Valley remains a top-five Northeast region for economic development

//March 15, 2018

Valley remains a top-five Northeast region for economic development

//March 15, 2018

That’s the clear message Don Cunningham, Lehigh Valley Economic Development Corp. president and CEO, gave to a packed house Wednesday evening at its annual meeting at SteelStacks at ArtsQuest, Bethlehem.

The numbers prove it.

For the second year in a row, Lehigh Valley ranked fifth for regions in the Northeast for economic development.

The region trailed only New York-Newark-Jersey City (No. 1), Pittsburgh (2), Philadelphia-Camden-Wilmington (3) and Boston-Cambridge-Newton (4).

The Valley was the only region with a population between 200,000 and 1 million people to rank in the top five.

Speaking to a record-breaking audience for its annual meeting, Cunningham mused over his years as mayor of Bethlehem when the blast furnaces were silenced and Bethlehem Steel’s bankruptcy loomed.

“It was 20 years ago this month – March 1998 – when the Bethlehem Steel plant here closed,” he said. “The blast furnaces out this window had gone silent three years earlier, and death came slowly to the whole plant.”

Cunningham said the changes to the property since then were “unimaginable at that time.”

The once mighty steel and heavy manufacturing era had yielded to a revitalized Lehigh Valley boom. Allentown, Bethlehem and Easton continue to rise.

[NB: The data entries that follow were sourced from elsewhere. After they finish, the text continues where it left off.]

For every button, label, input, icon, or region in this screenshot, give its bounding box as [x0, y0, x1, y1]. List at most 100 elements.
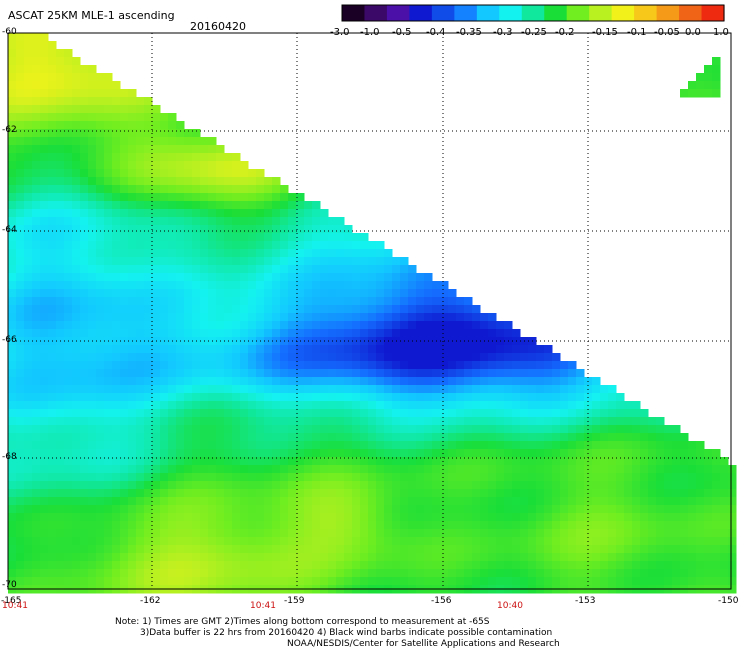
data-pixel [440, 377, 449, 386]
data-pixel [16, 457, 25, 466]
data-pixel [104, 353, 113, 362]
data-pixel [128, 313, 137, 322]
data-pixel [208, 169, 217, 178]
data-pixel [320, 465, 329, 474]
map-title: ASCAT 25KM MLE-1 ascending [8, 9, 175, 22]
data-pixel [616, 441, 625, 450]
data-pixel [32, 577, 41, 586]
data-pixel [592, 569, 601, 578]
data-pixel [280, 553, 289, 562]
data-pixel [80, 577, 89, 586]
data-pixel [512, 505, 521, 514]
data-pixel [600, 473, 609, 482]
data-pixel [696, 81, 705, 90]
data-pixel [160, 449, 169, 458]
data-pixel [440, 569, 449, 578]
data-pixel [40, 41, 49, 50]
data-pixel [168, 265, 177, 274]
data-pixel [48, 265, 57, 274]
data-pixel [16, 361, 25, 370]
data-pixel [136, 153, 145, 162]
data-pixel [328, 361, 337, 370]
data-pixel [616, 401, 625, 410]
data-pixel [216, 505, 225, 514]
colorbar-swatch [454, 5, 478, 21]
data-pixel [136, 329, 145, 338]
data-pixel [104, 289, 113, 298]
data-pixel [456, 505, 465, 514]
data-pixel [208, 497, 217, 506]
data-pixel [432, 433, 441, 442]
data-pixel [712, 521, 721, 530]
data-pixel [336, 313, 345, 322]
data-pixel [728, 481, 737, 490]
data-pixel [416, 297, 425, 306]
data-pixel [104, 153, 113, 162]
data-pixel [384, 561, 393, 570]
data-pixel [248, 361, 257, 370]
data-pixel [32, 529, 41, 538]
data-pixel [88, 545, 97, 554]
data-pixel [352, 505, 361, 514]
data-pixel [512, 425, 521, 434]
data-pixel [104, 273, 113, 282]
data-pixel [48, 553, 57, 562]
data-pixel [568, 385, 577, 394]
data-pixel [256, 329, 265, 338]
data-pixel [24, 41, 33, 50]
data-pixel [152, 193, 161, 202]
data-pixel [144, 217, 153, 226]
data-pixel [416, 313, 425, 322]
data-pixel [688, 449, 697, 458]
time-label: 10:41 [2, 601, 28, 611]
data-pixel [256, 545, 265, 554]
data-pixel [280, 329, 289, 338]
data-pixel [296, 513, 305, 522]
data-pixel [488, 409, 497, 418]
data-pixel [192, 273, 201, 282]
data-pixel [272, 513, 281, 522]
data-pixel [240, 289, 249, 298]
data-pixel [128, 193, 137, 202]
data-pixel [184, 129, 193, 138]
data-pixel [352, 297, 361, 306]
data-pixel [240, 217, 249, 226]
data-pixel [336, 321, 345, 330]
data-pixel [720, 465, 729, 474]
data-pixel [424, 521, 433, 530]
data-pixel [96, 249, 105, 258]
data-pixel [672, 497, 681, 506]
data-pixel [224, 169, 233, 178]
data-pixel [16, 153, 25, 162]
data-pixel [40, 177, 49, 186]
data-pixel [448, 289, 457, 298]
data-pixel [136, 513, 145, 522]
data-pixel [32, 289, 41, 298]
data-pixel [656, 569, 665, 578]
data-pixel [640, 569, 649, 578]
data-pixel [144, 289, 153, 298]
data-pixel [200, 521, 209, 530]
data-pixel [360, 249, 369, 258]
data-pixel [120, 537, 129, 546]
data-pixel [640, 449, 649, 458]
data-pixel [144, 529, 153, 538]
data-pixel [328, 249, 337, 258]
data-pixel [312, 417, 321, 426]
data-pixel [240, 345, 249, 354]
data-pixel [672, 521, 681, 530]
data-pixel [104, 441, 113, 450]
data-pixel [648, 569, 657, 578]
data-pixel [448, 529, 457, 538]
data-pixel [168, 137, 177, 146]
data-pixel [112, 369, 121, 378]
data-pixel [280, 241, 289, 250]
data-pixel [264, 321, 273, 330]
data-pixel [512, 481, 521, 490]
data-pixel [280, 225, 289, 234]
data-pixel [160, 225, 169, 234]
data-pixel [400, 537, 409, 546]
data-pixel [48, 129, 57, 138]
data-pixel [160, 393, 169, 402]
data-pixel [256, 193, 265, 202]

“The Lehigh Valley is the 65th largest economy in the United states, jumping up eight spots from the year before,” Cunningham said.

Cunningham reported the Valley produced a whopping $39.1 billion in regional gross domestic product last year.

Employment is hot here.

Health care and social assistance represented about 17.4 percent of employment, followed by retail at 10.7 percent and manufacturing at 10.1 percent.

Other employment sectors include transportation and warehousing, accommodation and food service, education, administrative and support services, construction, professional scientific and technical services, and finance and insurance.

Cunningham said the Valley had become a worker magnet attracting commuters from Berks, Schuylkill, Montgomery, Monroe and Bucks counties.